Ritornare in campo? Impossibile. Soprattutto alla luce di un protocollo sanitario che apre a “una serie di questioni che attengono le diverse responsabilità, civili e penali” nel caso di contagio dei tesserati. Ma anche al mettere in campo ingenti “risorse economiche che è necessario quantificare“. Parola di tutti i 60 medici delle società di Serie C. Nessuno escluso. Troppi i dubbi emersi a partire dal documento della commissione medico-scientifica della FIGC. In primis le responsabilità civili e penali che cadrebbero come macigni sulle teste dei medici sociali. Che, ironia della sorte, non sono contrattualizzati e non hanno alcun reale potere decisionale. Ecco allora palesarsi la minaccia concreta delle dimissioni in massa. Dalla Serie A alla terza serie. L’ultima, in ordine cronologico, quella del responsabile sanitario del Gubbio Paolo Corbucci: “Se non si trovano terapie o vaccini e si vuole ricominciare a giocare, mi dimetterò immediatamente”, ha dichiarato al Corriere dell’Umbria.

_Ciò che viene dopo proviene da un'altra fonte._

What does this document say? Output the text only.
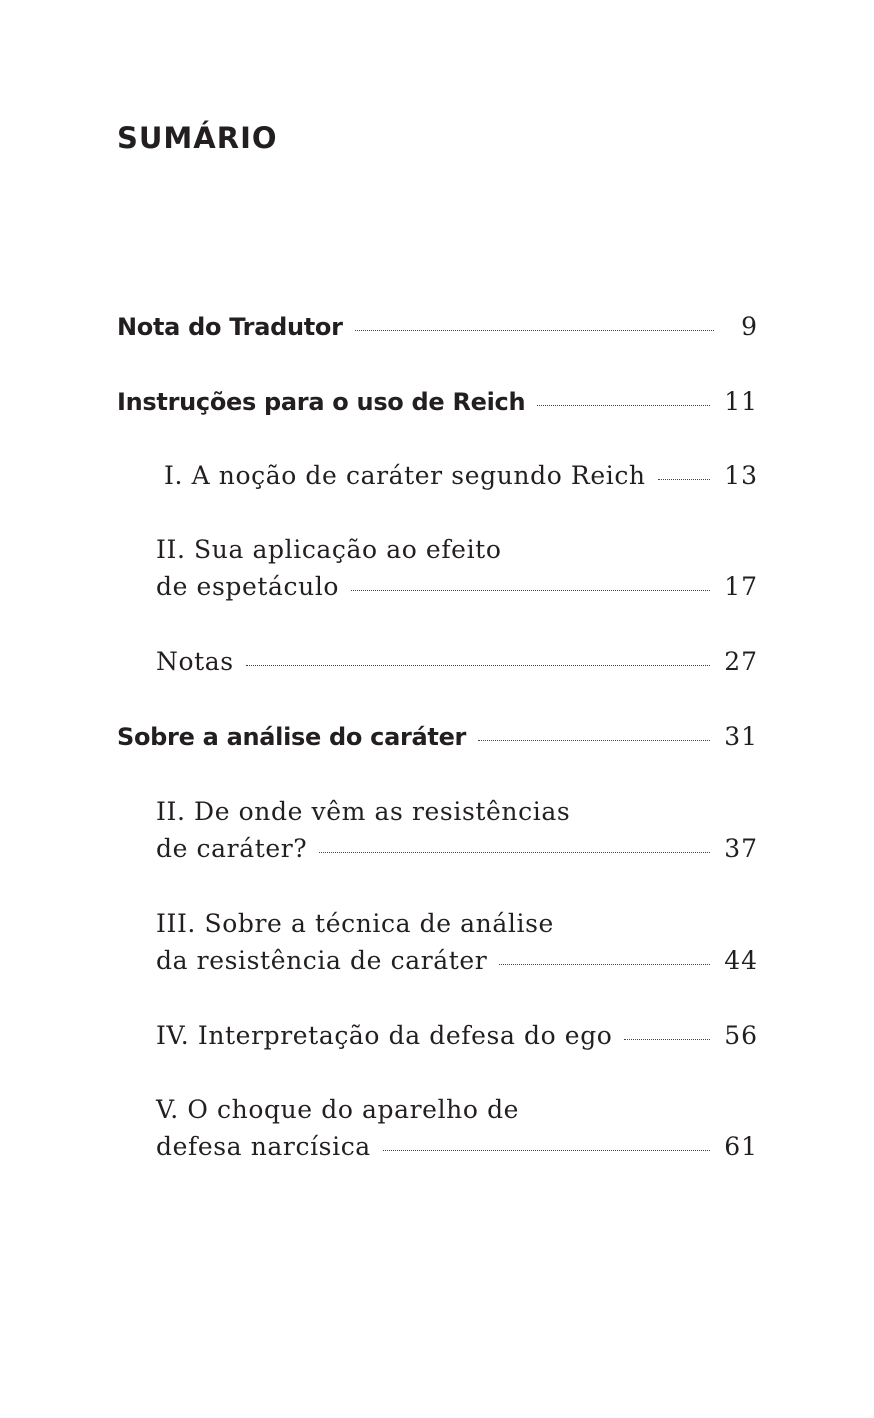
SUMÁRIO
Nota do Tradutor	9
Instruções para o uso de Reich	11
I. A noção de caráter segundo Reich	13
II. Sua aplicação ao efeito
de espetáculo	17
Notas	27
Sobre a análise do caráter	31
II. De onde vêm as resistências
de caráter?	37
III. Sobre a técnica de análise
da resistência de caráter	44
IV. Interpretação da defesa do ego	56
V. O choque do aparelho de
defesa narcísica	61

Sul fronte economico, per la sola ripartenza si stimano circa 30-35 mila euro di spese. Tra sanificazione degli ambienti pre e post allenamenti, tamponi ogni 4 giorni (tempo di risposta stimato: 72 ore), dispositivi di protezione e logistica. Che nel caso di società con un numero esiguo di manti su cui allenarsi (è il caso della Vis Pesaro) vuol dire impianti a disposizione per numerose ore giornaliere. A questo si aggiunge l’impossibilità per tutti (o quasi) di organizzare maxi ritiri in strutture adeguate. Dinamiche insostenibili per la grandissima maggioranza delle società di Serie C.

Se l’ipotesi di playoff in sede unica per decidere la quarta promossa in cadetteria pare farsi sempre più strada, entro settembre la terza serie dovrà sciogliere numerosi nodi. Tra questi, proprio il protocollo sanitario. Se possibile, da cucire su misura della realtà del torneo.